Jared Bernstein has written a couple of good pieces on the failures of conservative economics and the need for a more fair economy. Check 'em out...

This one is an excerpt from his book and touches on what he calls the YOYO (you're on your own) economy.

One central goal of the YOYO movement is to continue and even accelerate the trend toward shifting economic risks from the government and the nation’s corporations onto individuals and their families. You can see this intention beneath the surface of almost every recent conservative initiative: Social Security privatization, personal accounts for health care (the so-called Health Savings Accounts), attacks on labor market regulations, and the perpetual crusade to slash the government’s revenue through regressive tax cuts — a strategy explicitly tagged as “starving the beast” — and block the government from playing a useful role in our economic lives. ...

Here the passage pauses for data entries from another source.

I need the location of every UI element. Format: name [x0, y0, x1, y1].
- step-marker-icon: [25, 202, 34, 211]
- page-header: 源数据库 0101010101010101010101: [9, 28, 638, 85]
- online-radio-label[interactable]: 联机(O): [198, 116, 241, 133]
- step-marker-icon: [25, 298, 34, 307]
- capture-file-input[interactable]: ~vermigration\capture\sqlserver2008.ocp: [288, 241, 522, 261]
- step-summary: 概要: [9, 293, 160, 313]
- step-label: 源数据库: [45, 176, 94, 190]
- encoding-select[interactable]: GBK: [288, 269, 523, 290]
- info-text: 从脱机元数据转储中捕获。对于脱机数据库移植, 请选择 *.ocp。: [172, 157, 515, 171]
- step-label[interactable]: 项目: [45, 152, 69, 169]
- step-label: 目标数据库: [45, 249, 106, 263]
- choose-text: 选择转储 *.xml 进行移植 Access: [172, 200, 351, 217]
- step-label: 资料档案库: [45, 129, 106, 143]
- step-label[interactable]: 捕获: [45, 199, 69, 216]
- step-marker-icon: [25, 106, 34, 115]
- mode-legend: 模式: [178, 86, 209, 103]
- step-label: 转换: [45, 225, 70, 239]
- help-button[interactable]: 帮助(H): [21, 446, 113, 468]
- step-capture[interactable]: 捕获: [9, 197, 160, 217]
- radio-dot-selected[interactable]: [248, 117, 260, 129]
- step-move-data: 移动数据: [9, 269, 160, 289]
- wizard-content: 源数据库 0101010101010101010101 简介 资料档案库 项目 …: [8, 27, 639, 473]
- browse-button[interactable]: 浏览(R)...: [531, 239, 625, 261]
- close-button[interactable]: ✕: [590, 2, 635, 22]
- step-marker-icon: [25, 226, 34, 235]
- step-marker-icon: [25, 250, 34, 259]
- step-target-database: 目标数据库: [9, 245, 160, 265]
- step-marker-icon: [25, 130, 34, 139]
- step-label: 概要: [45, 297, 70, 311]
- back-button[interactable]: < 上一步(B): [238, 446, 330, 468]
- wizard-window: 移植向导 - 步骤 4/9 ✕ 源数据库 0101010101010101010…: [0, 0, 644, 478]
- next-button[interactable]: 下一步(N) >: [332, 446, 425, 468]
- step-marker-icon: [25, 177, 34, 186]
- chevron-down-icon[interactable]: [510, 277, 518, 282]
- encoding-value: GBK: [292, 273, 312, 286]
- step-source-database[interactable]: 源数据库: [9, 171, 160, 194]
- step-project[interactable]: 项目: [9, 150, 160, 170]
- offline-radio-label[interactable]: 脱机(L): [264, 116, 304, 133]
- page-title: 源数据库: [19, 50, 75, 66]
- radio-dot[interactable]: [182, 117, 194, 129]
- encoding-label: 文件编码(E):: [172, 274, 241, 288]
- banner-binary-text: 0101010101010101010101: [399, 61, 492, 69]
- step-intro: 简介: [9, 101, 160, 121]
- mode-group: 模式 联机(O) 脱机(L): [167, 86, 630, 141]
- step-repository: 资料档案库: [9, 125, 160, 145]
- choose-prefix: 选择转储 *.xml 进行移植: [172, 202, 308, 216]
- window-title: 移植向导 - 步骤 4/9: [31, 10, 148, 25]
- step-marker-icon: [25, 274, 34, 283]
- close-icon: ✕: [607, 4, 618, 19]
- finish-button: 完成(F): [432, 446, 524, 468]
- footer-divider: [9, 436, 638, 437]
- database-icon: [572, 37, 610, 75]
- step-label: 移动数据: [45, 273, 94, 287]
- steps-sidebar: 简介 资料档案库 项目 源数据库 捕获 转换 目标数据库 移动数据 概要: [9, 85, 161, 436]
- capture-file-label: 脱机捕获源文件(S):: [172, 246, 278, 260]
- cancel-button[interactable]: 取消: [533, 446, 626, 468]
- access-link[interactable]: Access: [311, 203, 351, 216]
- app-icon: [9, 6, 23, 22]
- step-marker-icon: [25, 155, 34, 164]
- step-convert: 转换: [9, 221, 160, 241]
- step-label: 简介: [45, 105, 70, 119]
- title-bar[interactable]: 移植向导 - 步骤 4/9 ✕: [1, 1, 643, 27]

... At the heart of the WITT (we're in this together) agenda is the belief that we can wield the tools of government to build a more just society, one that preserves individualist values while ensuring that the prosperity we generate is equitably shared. Importantly, under the WITT agenda, this outcome occurs not through redistributionist Robin Hood schemes, but through creating an economic architecture that reconnects our strong, flexible economy to the living standards of all, not just to the residents of the penthouse. As the pie grows, all the bakers get bigger slices ...

This one focuses on the failure of conservative economics and the prospects for a different path forward. In this piece, he concludes:

So there you have it: the great, neo-con economic experiment is over and the results are in. Outside of the top 1%, there's less income growth than in any past business cycle. The key macro-indicators, such as employment, GDP growth, and investment have also faired uniquely poorly. The anti-government, deregulatory agenda has led to fatal incompetence, a massive housing bubble, ailing global credit markets, and near-recessionary growth for the US. The "ownership society" is a cruel joke: homeownership rates are falling for the first time in decades.

The defenders of the status quo will howl in protest: the Democrats blocked us, the terrorist attacks and the war changed everything, we must stay the course to victory! But such rhetoric should be dismissed as what it is: the last, desperate gasps of a dying movement.

They've had their turn and they've failed. It is our turn now.